The Greek word PHARMAKOS originally meant “scapegoat.” Only after 600BC did it come to mean “poison” or “drug” from which we take our word pharmacy.

Animals are something invented by plants to move seeds around. An extremely yang solution to a peculiar problem which they faced.

Terence McKenna


Physicians have, as part of their self-image, a determined feeling that they are logical and rational, particularly in their choice of pharmaceuticals. The advertiser must appeal to this rational self-image and at the same time make a deeper appeal to the emotional factors that really influence sales.

Principles of Pharmaceutical Marketing (1962)

The most important thing about a pill – at least to the marketing department – is not its color or shape.

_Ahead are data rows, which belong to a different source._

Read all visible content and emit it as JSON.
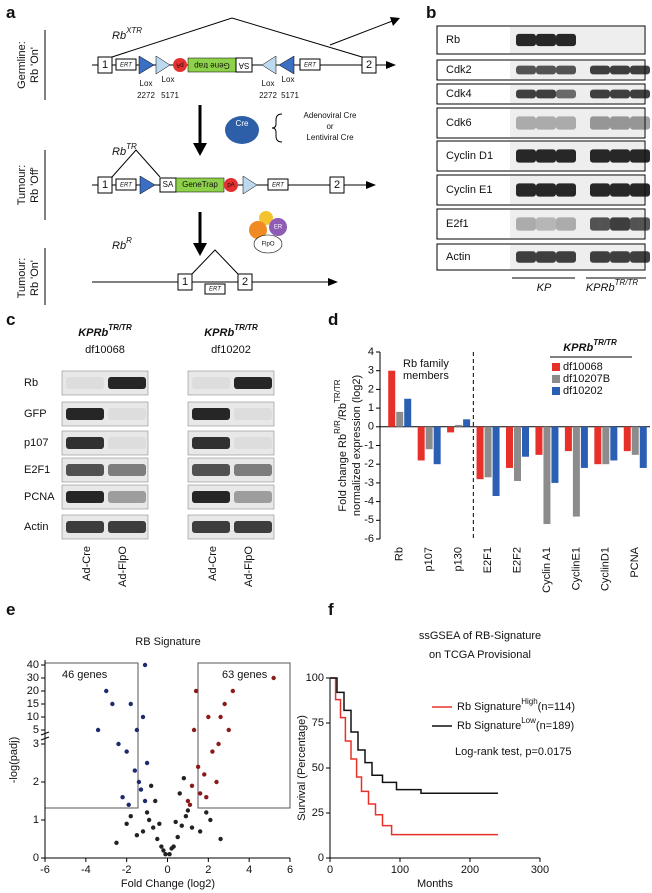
{
  "panel_a": {
    "label": "a",
    "rows": [
      {
        "side": [
          "Germline:",
          "Rb 'On'"
        ],
        "gene": "Rb",
        "sup": "XTR"
      },
      {
        "side": [
          "Tumour:",
          "Rb 'Off'"
        ],
        "gene": "Rb",
        "sup": "TR"
      },
      {
        "side": [
          "Tumour:",
          "Rb 'On'"
        ],
        "gene": "Rb",
        "sup": "R"
      }
    ],
    "exon_1": "1",
    "exon_2": "2",
    "ert": "ERT",
    "lox_a": [
      "Lox",
      "2272"
    ],
    "lox_b": [
      "Lox",
      "5171"
    ],
    "sa": "SA",
    "gene_trap": "Gene trap",
    "gene_trap_2": "GeneTrap",
    "pa": "pA",
    "cre": "Cre",
    "cre_note": [
      "Adenoviral Cre",
      "or",
      "Lentiviral Cre"
    ],
    "flpo": "FlpO",
    "er": "ER"
  },
  "panel_b": {
    "label": "b",
    "rows": [
      "Rb",
      "Cdk2",
      "Cdk4",
      "Cdk6",
      "Cyclin D1",
      "Cyclin E1",
      "E2f1",
      "Actin"
    ],
    "group_1": "KP",
    "group_2": {
      "text": "KPRb",
      "sup": "TR/TR"
    }
  },
  "panel_c": {
    "label": "c",
    "columns": [
      {
        "text": "KPRb",
        "sup": "TR/TR",
        "line": "df10068"
      },
      {
        "text": "KPRb",
        "sup": "TR/TR",
        "line": "df10202"
      }
    ],
    "rows": [
      "Rb",
      "GFP",
      "p107",
      "E2F1",
      "PCNA",
      "Actin"
    ],
    "lanes": [
      "Ad-Cre",
      "Ad-FlpO"
    ]
  },
  "chart_data": [
    {
      "panel": "d",
      "type": "bar",
      "ylabel": [
        "Fold change Rb",
        "R/R",
        "/Rb",
        "TR/TR"
      ],
      "ylabel_2": "normalized expression (log2)",
      "annotation": [
        "Rb family",
        "members"
      ],
      "legend_title": {
        "text": "KPRb",
        "sup": "TR/TR"
      },
      "categories": [
        "Rb",
        "p107",
        "p130",
        "E2F1",
        "E2F2",
        "Cyclin A1",
        "CyclinE1",
        "CyclinD1",
        "PCNA"
      ],
      "series": [
        {
          "name": "df10068",
          "color": "#e8302a",
          "values": [
            3.0,
            -1.8,
            -0.3,
            -2.8,
            -2.2,
            -1.5,
            -1.3,
            -2.0,
            -1.3
          ]
        },
        {
          "name": "df10207B",
          "color": "#8c8c8c",
          "values": [
            0.8,
            -1.2,
            0.1,
            -2.7,
            -2.9,
            -5.2,
            -4.8,
            -2.0,
            -1.5
          ]
        },
        {
          "name": "df10202",
          "color": "#2b5fb4",
          "values": [
            1.5,
            -2.0,
            0.4,
            -3.7,
            -1.6,
            -3.0,
            -2.2,
            -1.8,
            -2.2
          ]
        }
      ],
      "ylim": [
        -6,
        4
      ],
      "yticks": [
        -6,
        -5,
        -4,
        -3,
        -2,
        -1,
        0,
        1,
        2,
        3,
        4
      ]
    },
    {
      "panel": "e",
      "type": "scatter",
      "title": "RB Signature",
      "annotations": [
        "46 genes",
        "63 genes"
      ],
      "xlabel": "Fold Change (log2)",
      "ylabel": "-log(padj)",
      "xlim": [
        -6,
        6
      ],
      "xticks": [
        -6,
        -4,
        -2,
        0,
        2,
        4,
        6
      ],
      "ylim": [
        0,
        40
      ],
      "yticks": [
        0,
        1,
        2,
        3,
        5,
        10,
        15,
        20,
        30,
        40
      ],
      "series": [
        {
          "color": "#222222",
          "x": [
            -0.9,
            -0.7,
            -0.5,
            -0.3,
            -0.1,
            0.1,
            0.3,
            0.5,
            0.7,
            0.9,
            -1.2,
            -1.5,
            -2,
            1.2,
            1.6,
            2.1,
            -0.6,
            0.6,
            -0.2,
            0.2,
            -0.8,
            0.8,
            -0.4,
            0.4,
            -1,
            1,
            -2.5,
            2.6,
            -1.8,
            1.9
          ],
          "values": [
            1.0,
            0.8,
            0.5,
            0.3,
            0.1,
            0.1,
            0.3,
            0.55,
            0.85,
            1.1,
            0.7,
            0.6,
            0.9,
            0.8,
            0.7,
            1.0,
            1.5,
            1.7,
            0.2,
            0.25,
            1.9,
            2.1,
            0.9,
            0.95,
            1.2,
            1.25,
            0.4,
            0.5,
            1.1,
            1.2
          ]
        },
        {
          "color": "#1c2a6e",
          "x": [
            -1.1,
            -1.3,
            -1.6,
            -2.0,
            -2.4,
            -1.2,
            -1.8,
            -3.0,
            -1.5,
            -2.2,
            -1.0,
            -3.4,
            -2.7,
            -1.4,
            -1.9,
            -1.1
          ],
          "values": [
            1.5,
            1.8,
            2.3,
            2.8,
            3.0,
            10,
            15,
            20,
            5,
            1.6,
            2.5,
            5,
            15,
            2.0,
            1.4,
            40
          ]
        },
        {
          "color": "#8b1a1a",
          "x": [
            1.0,
            1.2,
            1.5,
            1.8,
            2.2,
            2.5,
            1.3,
            2.0,
            2.8,
            3.2,
            1.1,
            1.6,
            2.4,
            3.0,
            1.4,
            5.2,
            1.9,
            2.6
          ],
          "values": [
            1.5,
            1.9,
            2.4,
            2.2,
            2.8,
            3.0,
            5,
            10,
            15,
            20,
            1.4,
            1.7,
            2.0,
            5,
            20,
            30,
            1.6,
            10
          ]
        }
      ]
    },
    {
      "panel": "f",
      "type": "line",
      "title": [
        "ssGSEA of RB-Signature",
        "on TCGA Provisional"
      ],
      "xlabel": "Months",
      "ylabel": "Survival (Percentage)",
      "annotation": "Log-rank test, p=0.0175",
      "xlim": [
        0,
        300
      ],
      "xticks": [
        0,
        100,
        200,
        300
      ],
      "ylim": [
        0,
        100
      ],
      "yticks": [
        0,
        25,
        50,
        75,
        100
      ],
      "series": [
        {
          "name": "Rb Signature",
          "sup": "High",
          "n": "(n=114)",
          "color": "#e8302a",
          "x": [
            0,
            8,
            8,
            15,
            15,
            22,
            22,
            30,
            30,
            38,
            38,
            45,
            45,
            55,
            55,
            65,
            65,
            75,
            75,
            88,
            88,
            240
          ],
          "values": [
            100,
            100,
            88,
            88,
            78,
            78,
            65,
            65,
            55,
            55,
            45,
            45,
            37,
            37,
            30,
            30,
            24,
            24,
            18,
            18,
            13,
            13
          ]
        },
        {
          "name": "Rb Signature",
          "sup": "Low",
          "n": "(n=189)",
          "color": "#111111",
          "x": [
            0,
            10,
            10,
            20,
            20,
            30,
            30,
            40,
            40,
            50,
            50,
            60,
            60,
            75,
            75,
            95,
            95,
            130,
            130,
            240
          ],
          "values": [
            100,
            100,
            92,
            92,
            82,
            82,
            70,
            70,
            60,
            60,
            53,
            53,
            46,
            46,
            42,
            42,
            38,
            38,
            36,
            36
          ]
        }
      ]
    }
  ]
}
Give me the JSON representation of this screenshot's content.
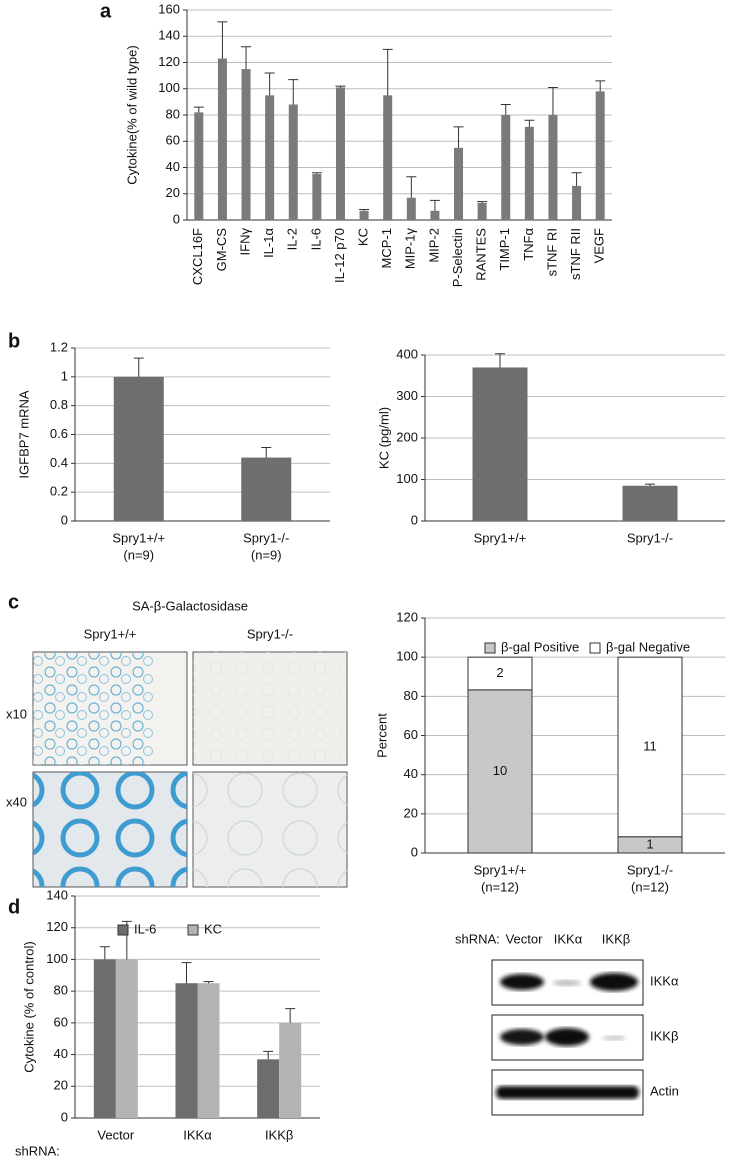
{
  "panel_labels": [
    "a",
    "b",
    "c",
    "d"
  ],
  "chart_data": [
    {
      "type": "bar",
      "y_label": "Cytokine(% of wild type)",
      "categories": [
        "CXCL16F",
        "GM-CS",
        "IFNγ",
        "IL-1α",
        "IL-2",
        "IL-6",
        "IL-12 p70",
        "KC",
        "MCP-1",
        "MIP-1γ",
        "MIP-2",
        "P-Selectin",
        "RANTES",
        "TIMP-1",
        "TNFα",
        "sTNF RI",
        "sTNF RII",
        "VEGF"
      ],
      "values": [
        82,
        123,
        115,
        95,
        88,
        35,
        101,
        7,
        95,
        17,
        7,
        55,
        13,
        80,
        71,
        80,
        26,
        98
      ],
      "errors": [
        4,
        28,
        17,
        17,
        19,
        1,
        1,
        1,
        35,
        16,
        8,
        16,
        1,
        8,
        5,
        21,
        10,
        8
      ],
      "color": "#7a7a7a",
      "ylim": [
        0,
        160
      ],
      "yticks": [
        0,
        20,
        40,
        60,
        80,
        100,
        120,
        140,
        160
      ],
      "grid": true
    },
    {
      "type": "bar",
      "y_label": "IGFBP7 mRNA",
      "categories": [
        "Spry1+/+",
        "Spry1-/-"
      ],
      "sample_sizes": [
        "(n=9)",
        "(n=9)"
      ],
      "values": [
        1,
        0.44
      ],
      "errors": [
        0.13,
        0.07
      ],
      "color": "#6f6f6f",
      "ylim": [
        0,
        1.2
      ],
      "yticks": [
        0,
        0.2,
        0.4,
        0.6,
        0.8,
        1,
        1.2
      ],
      "grid": true
    },
    {
      "type": "bar",
      "y_label": "KC (pg/ml)",
      "categories": [
        "Spry1+/+",
        "Spry1-/-"
      ],
      "values": [
        370,
        85
      ],
      "errors": [
        33,
        4
      ],
      "color": "#6f6f6f",
      "ylim": [
        0,
        400
      ],
      "yticks": [
        0,
        100,
        200,
        300,
        400
      ],
      "grid": true
    },
    {
      "type": "stacked_bar",
      "y_label": "Percent",
      "categories": [
        "Spry1+/+",
        "Spry1-/-"
      ],
      "sample_sizes": [
        "(n=12)",
        "(n=12)"
      ],
      "series": [
        {
          "name": "β-gal Positive",
          "color": "#c8c8c8",
          "values": [
            83.3,
            8.3
          ],
          "counts": [
            10,
            1
          ]
        },
        {
          "name": "β-gal Negative",
          "color": "#ffffff",
          "values": [
            16.7,
            91.7
          ],
          "counts": [
            2,
            11
          ]
        }
      ],
      "ylim": [
        0,
        120
      ],
      "yticks": [
        0,
        20,
        40,
        60,
        80,
        100,
        120
      ],
      "grid": true,
      "legend": "top"
    },
    {
      "type": "grouped_bar",
      "y_label": "Cytokine (% of control)",
      "x_label": "shRNA:",
      "categories": [
        "Vector",
        "IKKα",
        "IKKβ"
      ],
      "series": [
        {
          "name": "IL-6",
          "color": "#6d6d6d",
          "values": [
            100,
            85,
            37
          ],
          "errors": [
            8,
            13,
            5
          ]
        },
        {
          "name": "KC",
          "color": "#b3b3b3",
          "values": [
            100,
            85,
            60
          ],
          "errors": [
            24,
            1,
            9
          ]
        }
      ],
      "ylim": [
        0,
        140
      ],
      "yticks": [
        0,
        20,
        40,
        60,
        80,
        100,
        120,
        140
      ],
      "grid": true,
      "legend": "top"
    }
  ],
  "staining": {
    "title": "SA-β-Galactosidase",
    "columns": [
      "Spry1+/+",
      "Spry1-/-"
    ],
    "rows": [
      "x10",
      "x40"
    ]
  },
  "blot": {
    "label": "shRNA:",
    "lanes": [
      "Vector",
      "IKKα",
      "IKKβ"
    ],
    "rows": [
      "IKKα",
      "IKKβ",
      "Actin"
    ]
  }
}
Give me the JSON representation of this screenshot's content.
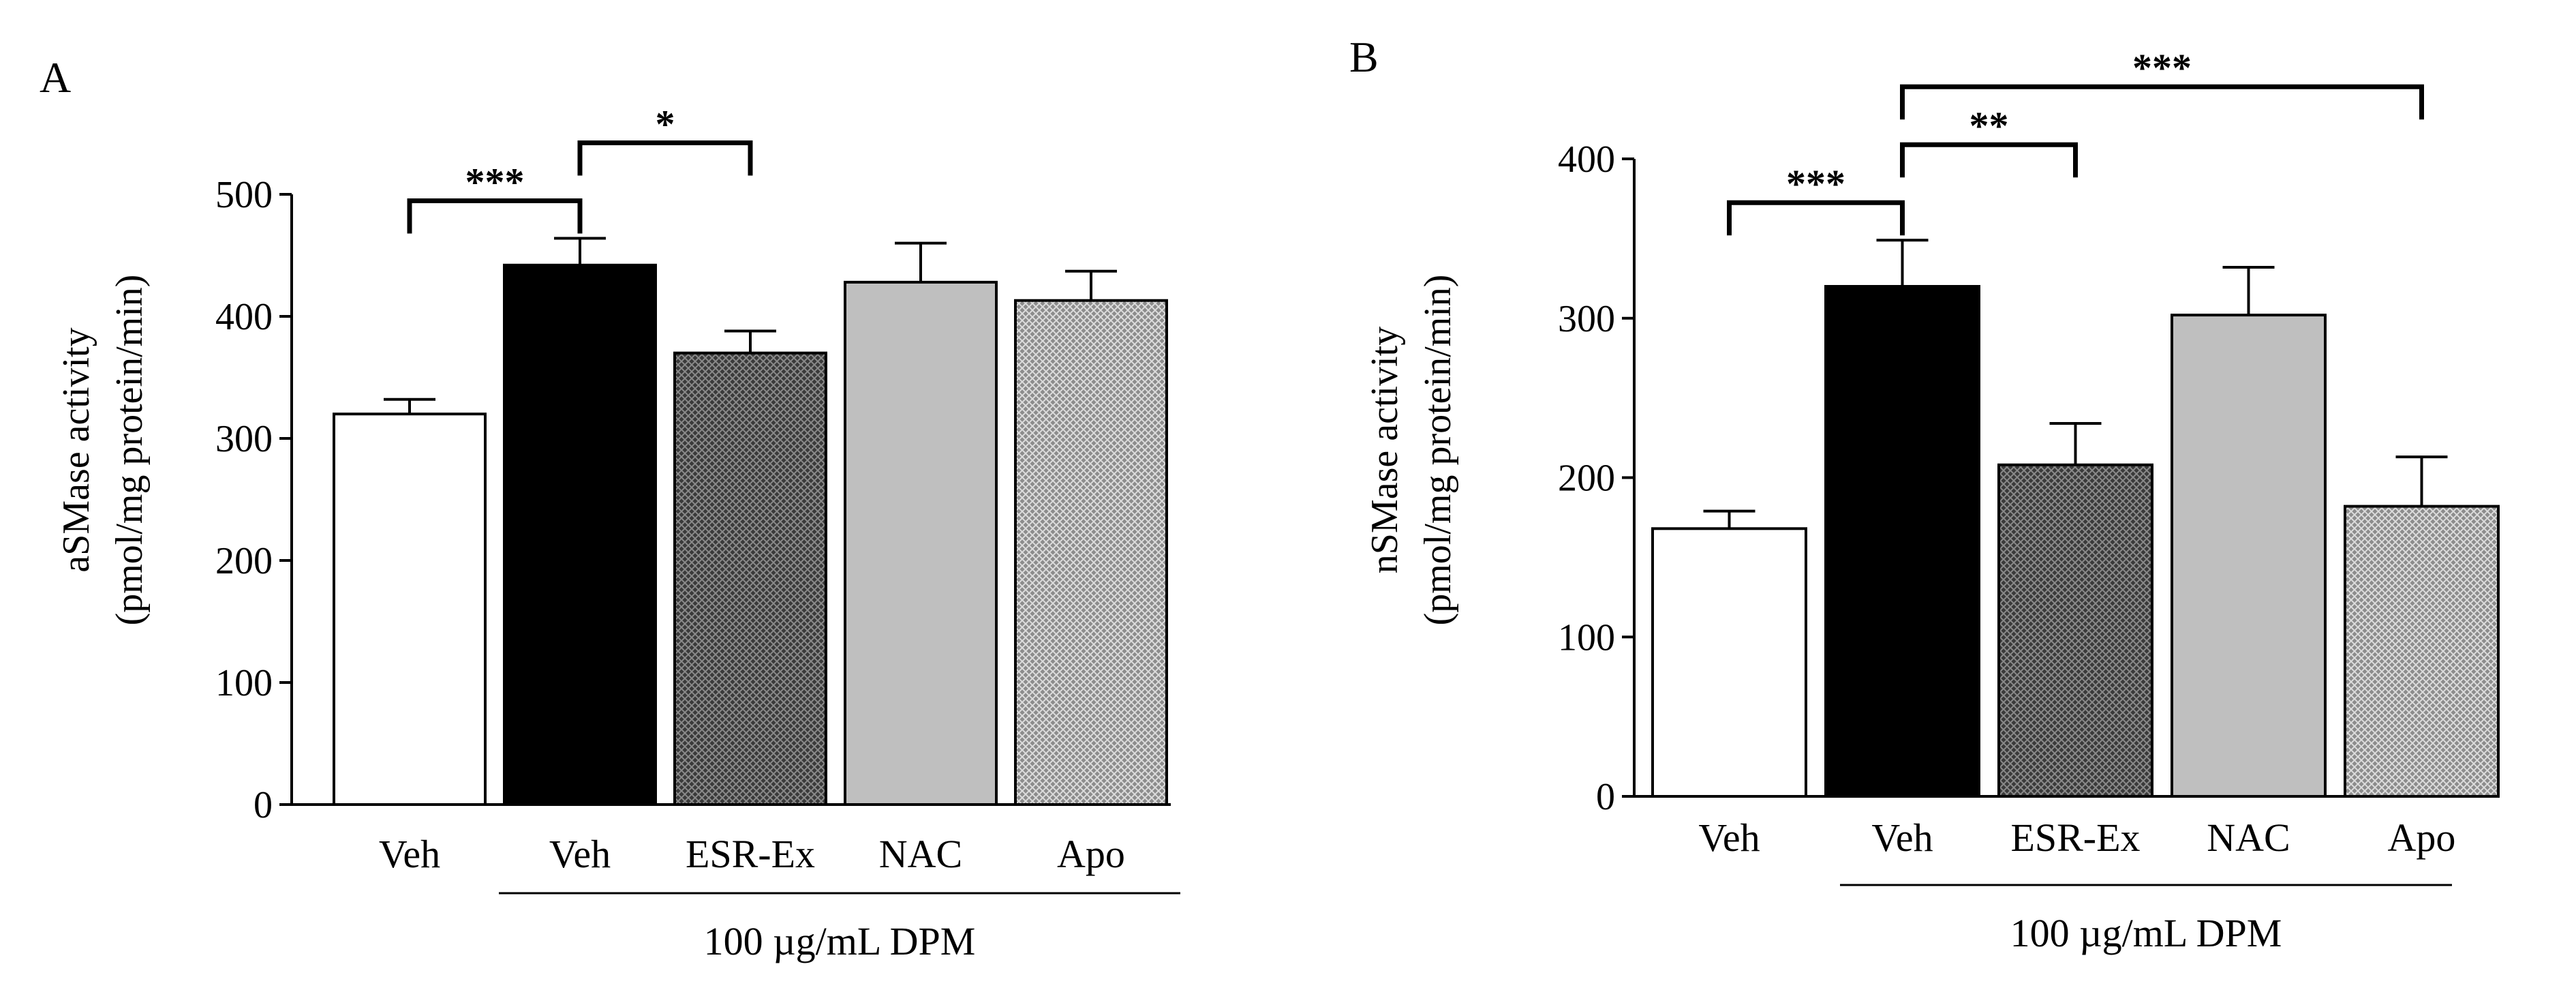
{
  "chart_data": [
    {
      "panel_label": "A",
      "type": "bar",
      "ylabel_line1": "aSMase activity",
      "ylabel_line2": "(pmol/mg protein/min)",
      "ylim": [
        0,
        500
      ],
      "yticks": [
        0,
        100,
        200,
        300,
        400,
        500
      ],
      "categories": [
        "Veh",
        "Veh",
        "ESR-Ex",
        "NAC",
        "Apo"
      ],
      "values": [
        320,
        442,
        370,
        428,
        413
      ],
      "errors": [
        12,
        22,
        18,
        32,
        24
      ],
      "fills": [
        "#ffffff",
        "#000000",
        "pattern:dark",
        "#bfbfbf",
        "pattern:light"
      ],
      "group_label": "100 µg/mL DPM",
      "group_start": 1,
      "group_end": 4,
      "significance": [
        {
          "from": 0,
          "to": 1,
          "label": "***"
        },
        {
          "from": 1,
          "to": 2,
          "label": "*"
        }
      ]
    },
    {
      "panel_label": "B",
      "type": "bar",
      "ylabel_line1": "nSMase activity",
      "ylabel_line2": "(pmol/mg protein/min)",
      "ylim": [
        0,
        400
      ],
      "yticks": [
        0,
        100,
        200,
        300,
        400
      ],
      "categories": [
        "Veh",
        "Veh",
        "ESR-Ex",
        "NAC",
        "Apo"
      ],
      "values": [
        168,
        320,
        208,
        302,
        182
      ],
      "errors": [
        11,
        29,
        26,
        30,
        31
      ],
      "fills": [
        "#ffffff",
        "#000000",
        "pattern:dark",
        "#bfbfbf",
        "pattern:light"
      ],
      "group_label": "100 µg/mL DPM",
      "group_start": 1,
      "group_end": 4,
      "significance": [
        {
          "from": 0,
          "to": 1,
          "label": "***"
        },
        {
          "from": 1,
          "to": 2,
          "label": "**"
        },
        {
          "from": 1,
          "to": 4,
          "label": "***"
        }
      ]
    }
  ]
}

It’s not whether it’s a capsule or a tablet. And it’s certainly not the formula of the drug itself. The most important thing about a drug is its name. Pharmaceutical companies these days will spend half a million dollars on a single memorable name. Prescription pills are aimed at doctors, not patients. That’s why prescription drugs have serious-sounding names. Doctors seem to respond to names with a mysterious sounding sophistication. Frankly descriptive (or moronic) names are reserved for medications aimed directly at OTC consumers. Drug companies will even trademark drug names before they have the drug to use it for.